More on Verifying Exceptionalism


Yesterday, Austin Contrarian fielded three good criticisms of my scatterplot (reprinted above) comparing advanced degrees vs. median income.  From the wonky blogfather himself:

My criticisms:  (1) he  should run his regression on metropolitan areas rather than municipalities because high-wage earners tend to cluster together in exclusive suburbs (this would require using a national panel since there aren’t enough Texas metropolitan areas); (2) he should use gross metropolitan product rather than household income; and (3) we should keep in mind that Austin has an unusually high proportion of masters and Ph.D. because of UT; it is an outlier.

The first point makes sense.  We want the proverbial apples-to-apples comparison.  Creating a certain type of housing mix is indeed a local policy choice that ensures high median household incomes.  Given that the r-squared on the plot was only 0.48, the housing mix and zoning of the local community might be a strong indicator of median household income.  In the future, I’ll make new plots that segment the underlying type of community.   We better want to understand all of the major drivers.  That said, advanced degrees are a major driver regardless of the underlying community, so I still advance that the plot allows us to challenge the idea that Austin policy is presently somehow exceptional at leveraging its human capital.  Maybe we are good at attracting and retaining it, but we appear to be average at using it to create median household income.   This does not indicate that Austin is “bad” at creating shared economic gains off its base of advanced degrees.  It just isn’t a star.

The second point on gross metropolitan product versus median household income is also good, but Austin Contrarian and I might be interested in measuring different things.  Looking at the gross product gives us a sense of the ability of the local economy to transform advanced degrees into economic growth.  It could be highly unequal growth with the gains being enjoyed by a tiny few.   As a result a look at total gross product or a per capita share can mask inequality.  Since my focus was more on looking at shared gains, that’s why I selected median household income.  Aaron M. Renn makes this point in a slightly different way in Austin Contrarian’s comments.   Again, in the future set of plots, I’ll also look at gross product and per capita, but personally, I am most interested in shared prosperity as an evaluation of public value created by local policymakers.
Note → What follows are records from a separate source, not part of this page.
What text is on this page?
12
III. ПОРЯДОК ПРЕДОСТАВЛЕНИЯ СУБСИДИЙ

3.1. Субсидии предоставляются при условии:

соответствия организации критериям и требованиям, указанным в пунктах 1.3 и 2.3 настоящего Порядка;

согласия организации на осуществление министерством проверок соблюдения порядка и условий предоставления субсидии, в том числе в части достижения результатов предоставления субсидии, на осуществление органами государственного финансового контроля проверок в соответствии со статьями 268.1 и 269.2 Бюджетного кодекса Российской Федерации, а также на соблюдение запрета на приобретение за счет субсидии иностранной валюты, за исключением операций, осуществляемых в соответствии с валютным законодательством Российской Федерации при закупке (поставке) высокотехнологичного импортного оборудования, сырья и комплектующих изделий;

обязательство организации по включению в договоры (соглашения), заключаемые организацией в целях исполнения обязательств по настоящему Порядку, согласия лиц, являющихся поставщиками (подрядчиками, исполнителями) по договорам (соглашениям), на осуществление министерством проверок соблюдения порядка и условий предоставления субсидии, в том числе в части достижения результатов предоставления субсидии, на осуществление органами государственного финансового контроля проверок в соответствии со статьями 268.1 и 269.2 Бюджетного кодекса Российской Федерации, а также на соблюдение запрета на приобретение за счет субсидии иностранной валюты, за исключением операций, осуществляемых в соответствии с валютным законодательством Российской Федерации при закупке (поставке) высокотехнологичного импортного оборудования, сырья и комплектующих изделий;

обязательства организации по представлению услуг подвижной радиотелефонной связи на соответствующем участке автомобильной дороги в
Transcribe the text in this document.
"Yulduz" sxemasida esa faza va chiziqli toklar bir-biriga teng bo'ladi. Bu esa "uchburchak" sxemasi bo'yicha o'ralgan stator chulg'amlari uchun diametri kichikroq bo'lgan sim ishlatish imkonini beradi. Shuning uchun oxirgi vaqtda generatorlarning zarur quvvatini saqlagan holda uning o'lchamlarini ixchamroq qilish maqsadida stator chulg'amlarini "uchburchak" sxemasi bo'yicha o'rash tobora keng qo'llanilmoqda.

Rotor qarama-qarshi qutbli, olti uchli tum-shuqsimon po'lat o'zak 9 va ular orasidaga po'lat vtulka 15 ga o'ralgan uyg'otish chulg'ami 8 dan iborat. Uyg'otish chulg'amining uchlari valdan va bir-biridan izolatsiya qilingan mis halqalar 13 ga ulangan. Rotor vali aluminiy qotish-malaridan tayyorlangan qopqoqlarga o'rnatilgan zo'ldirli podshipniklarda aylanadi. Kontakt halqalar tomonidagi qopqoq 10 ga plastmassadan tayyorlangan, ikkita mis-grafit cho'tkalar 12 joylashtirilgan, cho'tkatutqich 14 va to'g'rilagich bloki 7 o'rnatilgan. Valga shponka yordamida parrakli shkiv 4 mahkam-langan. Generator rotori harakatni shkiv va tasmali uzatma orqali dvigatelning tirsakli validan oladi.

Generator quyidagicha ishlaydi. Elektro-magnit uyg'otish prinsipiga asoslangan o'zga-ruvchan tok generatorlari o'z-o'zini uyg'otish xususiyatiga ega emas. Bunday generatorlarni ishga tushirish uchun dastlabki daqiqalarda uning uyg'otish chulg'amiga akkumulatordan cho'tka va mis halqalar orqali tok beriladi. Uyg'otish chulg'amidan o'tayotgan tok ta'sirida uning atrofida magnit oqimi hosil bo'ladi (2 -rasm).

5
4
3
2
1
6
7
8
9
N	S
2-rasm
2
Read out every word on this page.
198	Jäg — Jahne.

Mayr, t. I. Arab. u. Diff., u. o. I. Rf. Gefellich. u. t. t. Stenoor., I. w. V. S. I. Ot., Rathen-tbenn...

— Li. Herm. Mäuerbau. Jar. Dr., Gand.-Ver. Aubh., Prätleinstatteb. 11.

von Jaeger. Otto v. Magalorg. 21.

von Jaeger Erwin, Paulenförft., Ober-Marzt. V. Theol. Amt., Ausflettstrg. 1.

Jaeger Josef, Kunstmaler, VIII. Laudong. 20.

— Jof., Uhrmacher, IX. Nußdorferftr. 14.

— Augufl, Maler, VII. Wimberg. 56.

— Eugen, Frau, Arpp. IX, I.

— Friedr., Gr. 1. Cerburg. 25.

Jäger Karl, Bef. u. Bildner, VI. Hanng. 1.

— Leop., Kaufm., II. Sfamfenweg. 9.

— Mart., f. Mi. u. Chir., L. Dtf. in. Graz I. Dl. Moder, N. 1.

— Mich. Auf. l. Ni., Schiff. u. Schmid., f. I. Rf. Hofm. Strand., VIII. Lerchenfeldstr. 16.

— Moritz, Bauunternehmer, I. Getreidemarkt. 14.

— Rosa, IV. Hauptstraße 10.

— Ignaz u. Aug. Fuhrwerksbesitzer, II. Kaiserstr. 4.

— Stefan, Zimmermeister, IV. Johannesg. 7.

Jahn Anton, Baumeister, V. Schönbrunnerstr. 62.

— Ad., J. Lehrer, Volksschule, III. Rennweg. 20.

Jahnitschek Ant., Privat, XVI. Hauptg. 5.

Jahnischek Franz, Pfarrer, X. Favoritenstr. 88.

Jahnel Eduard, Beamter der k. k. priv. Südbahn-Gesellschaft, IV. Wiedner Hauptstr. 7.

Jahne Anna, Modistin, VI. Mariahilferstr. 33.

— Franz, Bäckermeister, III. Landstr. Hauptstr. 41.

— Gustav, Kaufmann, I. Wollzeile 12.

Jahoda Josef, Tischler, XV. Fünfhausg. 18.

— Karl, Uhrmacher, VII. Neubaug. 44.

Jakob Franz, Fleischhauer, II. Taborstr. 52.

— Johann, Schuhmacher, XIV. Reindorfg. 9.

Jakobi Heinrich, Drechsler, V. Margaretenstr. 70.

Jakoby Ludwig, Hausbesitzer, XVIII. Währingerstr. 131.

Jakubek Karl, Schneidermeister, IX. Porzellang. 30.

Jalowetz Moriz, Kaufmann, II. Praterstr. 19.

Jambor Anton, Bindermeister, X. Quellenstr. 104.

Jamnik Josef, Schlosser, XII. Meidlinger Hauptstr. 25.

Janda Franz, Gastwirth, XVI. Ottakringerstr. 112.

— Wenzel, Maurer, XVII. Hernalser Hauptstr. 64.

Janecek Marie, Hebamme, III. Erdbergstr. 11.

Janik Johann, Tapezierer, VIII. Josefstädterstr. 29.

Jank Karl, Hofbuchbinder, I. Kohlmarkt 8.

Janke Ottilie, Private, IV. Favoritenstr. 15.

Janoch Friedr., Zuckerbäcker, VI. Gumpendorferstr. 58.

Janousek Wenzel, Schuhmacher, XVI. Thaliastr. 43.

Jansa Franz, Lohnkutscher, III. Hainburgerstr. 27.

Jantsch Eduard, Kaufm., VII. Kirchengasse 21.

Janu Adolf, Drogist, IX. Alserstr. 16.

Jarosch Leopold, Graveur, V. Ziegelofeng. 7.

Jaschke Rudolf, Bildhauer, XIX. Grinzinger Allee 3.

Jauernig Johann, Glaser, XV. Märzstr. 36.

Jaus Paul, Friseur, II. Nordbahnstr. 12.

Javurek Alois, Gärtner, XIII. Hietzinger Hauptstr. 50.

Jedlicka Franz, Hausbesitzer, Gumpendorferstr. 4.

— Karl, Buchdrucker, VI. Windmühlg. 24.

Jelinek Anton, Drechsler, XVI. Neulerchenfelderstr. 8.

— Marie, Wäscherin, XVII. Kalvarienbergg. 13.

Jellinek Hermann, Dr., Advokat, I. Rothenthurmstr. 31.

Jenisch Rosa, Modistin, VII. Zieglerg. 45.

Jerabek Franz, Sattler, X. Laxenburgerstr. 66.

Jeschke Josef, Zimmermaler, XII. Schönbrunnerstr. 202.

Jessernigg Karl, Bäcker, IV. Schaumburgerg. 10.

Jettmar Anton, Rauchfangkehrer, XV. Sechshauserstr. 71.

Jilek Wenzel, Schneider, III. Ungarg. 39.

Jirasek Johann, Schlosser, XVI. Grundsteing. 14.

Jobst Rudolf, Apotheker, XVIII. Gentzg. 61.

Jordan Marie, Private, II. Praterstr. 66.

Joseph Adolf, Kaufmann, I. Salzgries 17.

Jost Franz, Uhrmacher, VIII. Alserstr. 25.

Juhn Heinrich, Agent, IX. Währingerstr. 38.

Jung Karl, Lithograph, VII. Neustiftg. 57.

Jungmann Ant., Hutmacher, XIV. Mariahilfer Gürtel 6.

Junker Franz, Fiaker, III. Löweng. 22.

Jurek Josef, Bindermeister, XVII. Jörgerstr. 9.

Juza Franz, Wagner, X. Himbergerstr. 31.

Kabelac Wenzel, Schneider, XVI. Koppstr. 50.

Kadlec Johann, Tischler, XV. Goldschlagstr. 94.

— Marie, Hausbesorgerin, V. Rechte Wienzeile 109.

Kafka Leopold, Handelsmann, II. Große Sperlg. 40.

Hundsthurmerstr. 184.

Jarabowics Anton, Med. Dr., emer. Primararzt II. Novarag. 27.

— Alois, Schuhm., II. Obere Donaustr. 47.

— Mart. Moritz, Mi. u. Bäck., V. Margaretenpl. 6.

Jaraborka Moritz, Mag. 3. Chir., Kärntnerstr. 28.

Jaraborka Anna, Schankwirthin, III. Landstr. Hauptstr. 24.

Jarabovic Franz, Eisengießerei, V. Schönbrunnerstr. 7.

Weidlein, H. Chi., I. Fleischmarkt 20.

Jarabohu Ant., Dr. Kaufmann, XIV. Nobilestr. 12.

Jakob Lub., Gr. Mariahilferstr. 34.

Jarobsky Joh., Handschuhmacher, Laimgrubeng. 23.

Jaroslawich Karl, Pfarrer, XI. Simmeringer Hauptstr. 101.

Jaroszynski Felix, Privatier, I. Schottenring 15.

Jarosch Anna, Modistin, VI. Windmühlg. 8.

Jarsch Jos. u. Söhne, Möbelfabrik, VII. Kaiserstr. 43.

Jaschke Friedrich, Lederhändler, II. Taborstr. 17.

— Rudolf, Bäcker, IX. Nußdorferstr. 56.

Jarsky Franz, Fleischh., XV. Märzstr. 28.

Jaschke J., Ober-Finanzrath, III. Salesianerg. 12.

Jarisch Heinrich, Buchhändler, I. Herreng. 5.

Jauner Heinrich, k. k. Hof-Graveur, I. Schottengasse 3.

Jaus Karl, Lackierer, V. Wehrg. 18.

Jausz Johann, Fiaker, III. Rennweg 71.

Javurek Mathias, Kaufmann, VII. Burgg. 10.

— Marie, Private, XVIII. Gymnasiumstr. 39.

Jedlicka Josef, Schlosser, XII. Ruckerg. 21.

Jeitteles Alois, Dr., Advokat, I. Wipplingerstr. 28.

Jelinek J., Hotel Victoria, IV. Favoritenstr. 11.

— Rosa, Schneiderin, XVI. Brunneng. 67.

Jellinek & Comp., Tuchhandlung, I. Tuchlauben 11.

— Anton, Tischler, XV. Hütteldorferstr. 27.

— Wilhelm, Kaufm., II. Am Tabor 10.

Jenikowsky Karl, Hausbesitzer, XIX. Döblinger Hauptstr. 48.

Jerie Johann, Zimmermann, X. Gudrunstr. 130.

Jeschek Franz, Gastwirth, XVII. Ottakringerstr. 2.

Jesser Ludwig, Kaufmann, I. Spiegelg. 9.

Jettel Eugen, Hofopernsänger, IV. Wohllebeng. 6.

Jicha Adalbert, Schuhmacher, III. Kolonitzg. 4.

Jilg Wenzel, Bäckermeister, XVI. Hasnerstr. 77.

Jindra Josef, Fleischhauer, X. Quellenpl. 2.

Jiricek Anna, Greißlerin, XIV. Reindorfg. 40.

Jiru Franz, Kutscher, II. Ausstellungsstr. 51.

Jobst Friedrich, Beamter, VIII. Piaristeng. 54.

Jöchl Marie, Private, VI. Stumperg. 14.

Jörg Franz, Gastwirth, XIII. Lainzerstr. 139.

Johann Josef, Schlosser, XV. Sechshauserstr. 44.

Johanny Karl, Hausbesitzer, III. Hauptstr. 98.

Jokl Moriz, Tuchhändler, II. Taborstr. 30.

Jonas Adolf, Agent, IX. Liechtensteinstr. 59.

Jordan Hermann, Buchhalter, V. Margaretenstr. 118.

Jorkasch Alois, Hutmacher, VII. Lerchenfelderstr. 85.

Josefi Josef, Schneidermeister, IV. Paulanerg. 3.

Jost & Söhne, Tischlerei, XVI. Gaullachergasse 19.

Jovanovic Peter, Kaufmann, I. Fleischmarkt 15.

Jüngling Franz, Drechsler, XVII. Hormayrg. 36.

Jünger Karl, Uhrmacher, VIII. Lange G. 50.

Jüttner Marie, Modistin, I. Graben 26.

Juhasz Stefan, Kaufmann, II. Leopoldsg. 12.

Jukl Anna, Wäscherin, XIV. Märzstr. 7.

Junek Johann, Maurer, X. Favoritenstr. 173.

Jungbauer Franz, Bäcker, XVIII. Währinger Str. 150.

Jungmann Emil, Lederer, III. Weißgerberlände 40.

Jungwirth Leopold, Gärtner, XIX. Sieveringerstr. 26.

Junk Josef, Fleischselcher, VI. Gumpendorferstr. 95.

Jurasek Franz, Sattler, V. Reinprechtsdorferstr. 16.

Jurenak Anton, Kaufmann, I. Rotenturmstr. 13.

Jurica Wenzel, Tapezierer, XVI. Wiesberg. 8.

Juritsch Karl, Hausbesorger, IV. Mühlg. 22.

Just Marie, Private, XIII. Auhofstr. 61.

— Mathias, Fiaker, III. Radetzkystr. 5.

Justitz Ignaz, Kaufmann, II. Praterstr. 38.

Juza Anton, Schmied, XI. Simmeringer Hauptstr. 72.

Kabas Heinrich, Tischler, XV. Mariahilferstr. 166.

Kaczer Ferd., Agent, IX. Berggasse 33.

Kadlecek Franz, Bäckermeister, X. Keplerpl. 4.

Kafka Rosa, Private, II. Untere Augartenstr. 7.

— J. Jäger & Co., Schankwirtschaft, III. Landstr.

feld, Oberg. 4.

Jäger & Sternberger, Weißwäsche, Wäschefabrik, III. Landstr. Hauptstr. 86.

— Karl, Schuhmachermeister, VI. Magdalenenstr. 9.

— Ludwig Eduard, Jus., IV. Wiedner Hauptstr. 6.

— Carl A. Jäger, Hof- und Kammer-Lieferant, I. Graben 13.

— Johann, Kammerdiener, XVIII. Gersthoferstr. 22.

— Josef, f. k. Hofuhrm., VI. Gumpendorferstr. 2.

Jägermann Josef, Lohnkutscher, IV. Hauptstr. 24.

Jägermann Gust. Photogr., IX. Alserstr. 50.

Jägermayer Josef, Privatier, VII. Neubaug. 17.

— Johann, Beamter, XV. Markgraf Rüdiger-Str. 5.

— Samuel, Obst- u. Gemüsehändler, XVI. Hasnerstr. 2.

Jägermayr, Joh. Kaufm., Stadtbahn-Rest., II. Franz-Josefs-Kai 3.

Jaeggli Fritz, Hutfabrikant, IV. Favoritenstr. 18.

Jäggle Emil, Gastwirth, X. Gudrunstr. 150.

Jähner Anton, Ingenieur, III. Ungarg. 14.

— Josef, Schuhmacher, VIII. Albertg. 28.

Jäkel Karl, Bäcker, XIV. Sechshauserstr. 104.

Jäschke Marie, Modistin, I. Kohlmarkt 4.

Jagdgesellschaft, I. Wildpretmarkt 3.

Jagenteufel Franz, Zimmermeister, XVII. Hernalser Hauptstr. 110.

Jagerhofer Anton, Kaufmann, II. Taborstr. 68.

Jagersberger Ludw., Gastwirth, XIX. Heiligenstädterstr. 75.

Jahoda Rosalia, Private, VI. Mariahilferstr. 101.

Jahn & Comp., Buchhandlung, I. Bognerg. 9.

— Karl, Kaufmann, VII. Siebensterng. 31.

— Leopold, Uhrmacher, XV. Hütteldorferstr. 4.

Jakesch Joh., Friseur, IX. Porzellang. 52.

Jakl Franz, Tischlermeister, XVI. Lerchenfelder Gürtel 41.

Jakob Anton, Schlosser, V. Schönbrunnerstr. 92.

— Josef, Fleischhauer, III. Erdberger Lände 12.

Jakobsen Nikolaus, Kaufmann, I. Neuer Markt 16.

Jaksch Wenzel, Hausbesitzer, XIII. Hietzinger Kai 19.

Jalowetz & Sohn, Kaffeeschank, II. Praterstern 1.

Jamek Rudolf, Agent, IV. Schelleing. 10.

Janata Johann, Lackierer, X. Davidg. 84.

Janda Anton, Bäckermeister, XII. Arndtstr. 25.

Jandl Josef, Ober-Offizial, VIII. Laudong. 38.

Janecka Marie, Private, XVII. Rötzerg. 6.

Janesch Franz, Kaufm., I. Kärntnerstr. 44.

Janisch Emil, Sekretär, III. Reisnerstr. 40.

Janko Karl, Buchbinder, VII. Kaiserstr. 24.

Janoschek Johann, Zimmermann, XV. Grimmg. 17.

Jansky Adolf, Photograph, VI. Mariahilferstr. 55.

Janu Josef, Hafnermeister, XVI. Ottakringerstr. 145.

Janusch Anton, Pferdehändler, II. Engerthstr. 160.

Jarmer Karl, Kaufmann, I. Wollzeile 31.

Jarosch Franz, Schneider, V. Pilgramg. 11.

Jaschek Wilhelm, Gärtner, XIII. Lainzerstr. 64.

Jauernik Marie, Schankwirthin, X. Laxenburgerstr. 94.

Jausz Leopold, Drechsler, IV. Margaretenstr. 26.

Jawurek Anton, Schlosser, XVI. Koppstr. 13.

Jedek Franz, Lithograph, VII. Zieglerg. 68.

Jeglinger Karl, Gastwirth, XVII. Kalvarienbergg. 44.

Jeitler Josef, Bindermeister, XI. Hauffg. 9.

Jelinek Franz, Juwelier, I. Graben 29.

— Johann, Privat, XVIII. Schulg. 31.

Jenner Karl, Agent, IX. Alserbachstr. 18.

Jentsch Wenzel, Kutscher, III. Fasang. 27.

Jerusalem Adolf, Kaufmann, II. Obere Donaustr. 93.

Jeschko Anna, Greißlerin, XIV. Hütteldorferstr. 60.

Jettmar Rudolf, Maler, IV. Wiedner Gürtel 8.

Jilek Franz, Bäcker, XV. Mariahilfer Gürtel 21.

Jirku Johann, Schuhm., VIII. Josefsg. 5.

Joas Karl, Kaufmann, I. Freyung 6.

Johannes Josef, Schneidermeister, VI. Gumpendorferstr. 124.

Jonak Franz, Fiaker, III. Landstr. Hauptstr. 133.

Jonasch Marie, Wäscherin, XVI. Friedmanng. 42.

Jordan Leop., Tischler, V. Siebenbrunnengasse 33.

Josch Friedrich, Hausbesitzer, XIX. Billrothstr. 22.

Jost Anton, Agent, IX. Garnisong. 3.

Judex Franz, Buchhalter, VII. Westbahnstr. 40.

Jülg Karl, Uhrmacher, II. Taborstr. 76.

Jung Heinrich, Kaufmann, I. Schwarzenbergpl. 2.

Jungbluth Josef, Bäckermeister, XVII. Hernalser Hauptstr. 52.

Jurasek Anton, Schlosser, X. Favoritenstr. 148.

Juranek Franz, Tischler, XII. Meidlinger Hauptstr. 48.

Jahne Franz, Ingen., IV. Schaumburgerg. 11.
The third point, however, I am a bit confused about.  Granted, we have a high percentage of PhDs, but as the plot indicates, there are many communities with similar and higher shares of advanced degrees.   Maybe the issue is that the regression should not be linear.  Or perhaps, as M1EK explained in the comments, Austin has an unusual concentration of advanced liberal arts degrees (i.e. literature as opposed to materials engineering) that are not optimal for creating economic gains.   Again, these are good points and I will try to engage them in future plots.